Надев пиджак и подойдя к двери, он привычно проверил в карманах наличие ключей от машины и удостоверения, а потом вдруг строго спросил меня:

— Тебе Катушкин звонит? Интересуется про убийства с отчленением голов?

Я растерянно кивнула.

— Вот и мне звонит, — сказал Синцов. — Ну, пока.

И он уехал.

А мы с Сашкой сидели в нашей уютной кухоньке, вдыхая горьковатый ночной воздух, подкрашенный тонким ароматом сваренного и уже выпитого кофе, и смаковали послевкусие мирной посиделки.

— Сашуля… Вот почему Синцов бобылем живет? Умница, симпатичный, настоящий мужик… Столько женщин вокруг неустроенных, да вот хотя бы в ГУВД у них, почему никто из них его к рукам не прибрал?

Муж отвел глаза от последних светящихся окон в доме напротив и повернулся ко мне, на губах его играла какая-то двусмысленная усмешка.

— Женщин много, говоришь? А скажи мне, какой из них тебе не жалко было бы отдать Синцова?

— Ты что?! — Я возмутилась. — Ты что, думаешь, я его нарочно при себе удерживаю? Сашка! Ты ревнуешь, что ли? Уж от тебя не ожидала, ты же умный человек! Он мне друг!

Сашка рассмеялся, уже не сдерживаясь.

— Ишь как ты разошлась! — Он притянул меня к себе, погладил по голове. — И почему я тебя так люблю? Сам иногда удивляюсь.

— Так ревнуешь?

— Нет. Я имел в виду другое. Какую из известных тебе неустроенных женщин ты видишь рядом с Синцовым? С кем ему будет хорошо?

Сашка, как всегда, попал в точку. Перебрав мысленно всех знакомых кандидаток, я вздохнула: могу поклясться, ни одна из них ему не суждена. И не в них дело, а в нем. Так что, боюсь, до конца дней Синцов обречен ночевать на чужих диванах и кофе с коньяком пить в гостях, посматривая на часы. Сейчас я испытывала к нему болезненную нежность и жалость, особенно из-за того, что плечом ощущала мягкую Сашкину спину. Мы вдвоем, и того же непередаваемого чувства теплой близости родственной души я искренне желала своим друзьям, и Андрюхе в первую очередь; пусть и у него все будет так же, как у нас с Сашкой…

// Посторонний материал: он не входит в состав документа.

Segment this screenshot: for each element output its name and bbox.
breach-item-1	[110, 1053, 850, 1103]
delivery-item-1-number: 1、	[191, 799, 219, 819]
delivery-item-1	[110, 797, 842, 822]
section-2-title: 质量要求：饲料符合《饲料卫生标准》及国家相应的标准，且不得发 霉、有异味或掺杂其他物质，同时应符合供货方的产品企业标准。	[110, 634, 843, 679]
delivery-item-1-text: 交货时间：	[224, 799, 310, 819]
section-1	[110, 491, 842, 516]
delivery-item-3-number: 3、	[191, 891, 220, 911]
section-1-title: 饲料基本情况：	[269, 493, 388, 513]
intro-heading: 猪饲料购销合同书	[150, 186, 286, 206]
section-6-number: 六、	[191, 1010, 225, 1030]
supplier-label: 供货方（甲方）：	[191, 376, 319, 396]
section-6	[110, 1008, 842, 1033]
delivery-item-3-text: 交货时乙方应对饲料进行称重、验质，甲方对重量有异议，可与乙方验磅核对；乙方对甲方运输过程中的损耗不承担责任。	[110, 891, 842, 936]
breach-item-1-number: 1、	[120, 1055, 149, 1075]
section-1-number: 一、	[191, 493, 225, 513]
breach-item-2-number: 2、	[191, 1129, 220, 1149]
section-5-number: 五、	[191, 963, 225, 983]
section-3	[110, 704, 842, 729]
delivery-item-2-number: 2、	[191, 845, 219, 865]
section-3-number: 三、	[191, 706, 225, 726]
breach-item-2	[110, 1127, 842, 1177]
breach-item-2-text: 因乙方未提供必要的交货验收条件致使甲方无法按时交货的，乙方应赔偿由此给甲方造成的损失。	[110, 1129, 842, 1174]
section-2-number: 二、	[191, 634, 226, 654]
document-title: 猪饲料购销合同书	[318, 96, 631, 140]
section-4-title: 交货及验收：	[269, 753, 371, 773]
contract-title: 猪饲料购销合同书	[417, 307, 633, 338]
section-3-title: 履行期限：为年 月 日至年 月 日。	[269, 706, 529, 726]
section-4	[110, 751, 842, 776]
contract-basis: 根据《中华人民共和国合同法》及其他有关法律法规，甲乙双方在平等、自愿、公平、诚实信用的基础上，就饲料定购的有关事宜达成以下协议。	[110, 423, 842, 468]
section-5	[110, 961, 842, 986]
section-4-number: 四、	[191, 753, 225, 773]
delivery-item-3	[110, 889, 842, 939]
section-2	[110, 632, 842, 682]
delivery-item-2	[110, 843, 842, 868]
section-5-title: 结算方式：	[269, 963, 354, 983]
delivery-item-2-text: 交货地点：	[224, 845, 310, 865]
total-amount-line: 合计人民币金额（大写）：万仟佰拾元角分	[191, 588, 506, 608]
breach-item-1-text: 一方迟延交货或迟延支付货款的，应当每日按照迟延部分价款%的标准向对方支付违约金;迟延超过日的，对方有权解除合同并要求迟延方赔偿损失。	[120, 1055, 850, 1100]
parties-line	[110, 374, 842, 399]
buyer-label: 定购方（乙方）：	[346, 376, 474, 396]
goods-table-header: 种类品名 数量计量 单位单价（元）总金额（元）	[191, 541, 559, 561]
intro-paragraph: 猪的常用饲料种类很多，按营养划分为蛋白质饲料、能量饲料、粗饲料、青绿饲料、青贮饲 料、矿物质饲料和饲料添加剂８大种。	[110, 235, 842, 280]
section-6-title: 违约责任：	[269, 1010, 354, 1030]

Синцов позвонил мне в субботу утром, на следующий день, когда я потягивалась в постельке, щелкая пультом и скача по всем телеканалам вместо зарядки, и еще не отошла от болезненной нежности, ему адресованной. И сказал только два слова:

— Ну, Маша!

И повесил трубку.

У меня внутри похолодело. Интонация, с которой эти два слова прозвучали, а главное, эти безжалостные короткие гудки в трубке, по-моему, могли означать только одно: я чем-то так нагадила Синцову, что он даже не считает нужным со мной объясниться и навсегда вычеркивает меня из списков живущих, забыв про наше боевое прошлое, про то, что когда-то был ко мне неравнодушен, и про то, какие хорошие вещи вчера говорил мне в минуты душевного расслабления.